I’ll begin by saying that managing a trial is a massive logistical challenge. The first challenge which we already discussed was access to patients. Another is the geographical aspect of it, people that are affected by rare diseases typically don’t conveniently live around the center conducting the trial, and in many cases live in areas of the world where it is simply inconvenient to monitor the affects of the drug, so they are either not part of the study from the beginning or the reporting becomes so sporadic or non-existent that it negatively impacts the trial. So convenience is a critical factor in the success of some of these clinical trials.

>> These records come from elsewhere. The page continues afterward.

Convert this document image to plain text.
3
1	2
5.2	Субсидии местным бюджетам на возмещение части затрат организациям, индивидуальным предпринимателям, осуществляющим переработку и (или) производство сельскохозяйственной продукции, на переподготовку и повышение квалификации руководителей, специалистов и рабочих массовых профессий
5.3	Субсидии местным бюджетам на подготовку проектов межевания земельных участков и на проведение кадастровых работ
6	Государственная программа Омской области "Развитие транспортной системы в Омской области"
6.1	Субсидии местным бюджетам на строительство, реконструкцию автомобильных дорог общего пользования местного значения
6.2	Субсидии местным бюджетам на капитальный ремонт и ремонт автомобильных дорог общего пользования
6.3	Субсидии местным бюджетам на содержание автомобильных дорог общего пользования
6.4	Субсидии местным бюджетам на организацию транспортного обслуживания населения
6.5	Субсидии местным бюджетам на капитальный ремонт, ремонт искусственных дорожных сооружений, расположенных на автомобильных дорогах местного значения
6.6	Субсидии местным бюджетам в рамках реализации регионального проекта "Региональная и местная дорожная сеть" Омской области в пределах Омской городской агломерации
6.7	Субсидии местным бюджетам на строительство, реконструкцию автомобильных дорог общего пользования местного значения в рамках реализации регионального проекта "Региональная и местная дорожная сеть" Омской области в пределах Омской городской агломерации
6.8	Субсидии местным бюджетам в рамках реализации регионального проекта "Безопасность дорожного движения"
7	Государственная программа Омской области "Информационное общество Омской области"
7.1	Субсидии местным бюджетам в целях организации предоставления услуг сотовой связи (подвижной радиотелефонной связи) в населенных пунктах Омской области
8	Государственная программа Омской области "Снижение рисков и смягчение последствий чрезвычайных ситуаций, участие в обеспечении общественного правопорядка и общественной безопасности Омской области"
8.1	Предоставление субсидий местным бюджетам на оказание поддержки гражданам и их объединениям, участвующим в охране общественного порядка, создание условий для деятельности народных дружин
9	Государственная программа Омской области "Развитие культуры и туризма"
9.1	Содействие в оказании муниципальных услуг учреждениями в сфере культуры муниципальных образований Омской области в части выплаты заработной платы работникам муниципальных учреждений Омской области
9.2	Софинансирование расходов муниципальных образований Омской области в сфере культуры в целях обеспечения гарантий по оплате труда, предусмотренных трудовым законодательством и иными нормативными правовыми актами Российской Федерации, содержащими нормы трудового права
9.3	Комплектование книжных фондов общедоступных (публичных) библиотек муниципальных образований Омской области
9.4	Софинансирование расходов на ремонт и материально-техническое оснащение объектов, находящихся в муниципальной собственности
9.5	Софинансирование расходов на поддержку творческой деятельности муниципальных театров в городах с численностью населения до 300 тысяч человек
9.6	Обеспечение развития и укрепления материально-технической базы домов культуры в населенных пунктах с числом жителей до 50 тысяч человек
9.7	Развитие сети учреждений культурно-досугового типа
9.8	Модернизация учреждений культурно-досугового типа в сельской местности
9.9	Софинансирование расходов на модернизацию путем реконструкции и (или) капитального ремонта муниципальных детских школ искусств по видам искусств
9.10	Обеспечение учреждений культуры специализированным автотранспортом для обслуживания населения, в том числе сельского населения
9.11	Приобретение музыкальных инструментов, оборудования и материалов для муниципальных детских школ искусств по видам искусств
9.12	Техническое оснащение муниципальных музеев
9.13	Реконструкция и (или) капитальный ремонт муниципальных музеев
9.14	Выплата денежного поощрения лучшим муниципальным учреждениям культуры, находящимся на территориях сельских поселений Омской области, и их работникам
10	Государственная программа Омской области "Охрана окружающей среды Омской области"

After leaving Dr. Pierce’s talk I could not help to think that there had to be a better way. So I want to offer up a possible solution to the convenience issue, specifically related to retinal degenerative diseases that Rebecca suffers from. When it comes to monitoring the effects of drugs on retinal degenerative diseases the process is not that complex, you simply image the eye to determine a baseline and periodically re-image the eye to watch the progression of the disease. The re-imaging part is the problem as many people in the world do not have access to eye centers, more specifically they don’t have access to opthamoloscopes that can perform the imaging. So if we can put scopes in peoples homes and allow them to use them themselves then it solves the convenience problem. Obviously not feasible as it is cost prohibitive and the machines are complex, but what if you already carry the device around with you? Your typical smart phone paired with a relatively small device that connects to the phones camera lens could serve that purpose. There are companies already developing these devices and this is an example of that very device. Albeit this one is a bit larger than the more compact versions but the key here is all of the mechanisms are 3-D printed and the cost to produce it is insignificant when compared to the office ophthalmologists scopes. The imaging is admittedly not as good but who cares, you now have access to data which is the lifeblood of any clinical trial. The convenience problem is pretty much resolved, you don’t even have to leave your home to scan your retina and now you can provide significantly more data than ever imagined. This specific device is open source, meaning anyone at anytime can produce this device royalty free. Instructables
Of course this all makes sense so why not???? The problem is that there is an acceptance issue with the devices in the medical community and the barriers to entry are too many to list. They are not viewed as accurate, medical professionals are not administering the tests so there is always the question of their reliability, and there are too many frustrating regulations to get through before any type of device like this will be accepted into a clinical trial.
With that said however I feel strongly that this concept being used in some way to address the issue of convenience and lack of trial data transcends all of the medical barriers that could be presented. I do believe we will one day see these devices used in clinical trials and accepted by the medical professionals administering them. The sooner that we can get these devices being used to help in these studies the sooner a cure will be realized.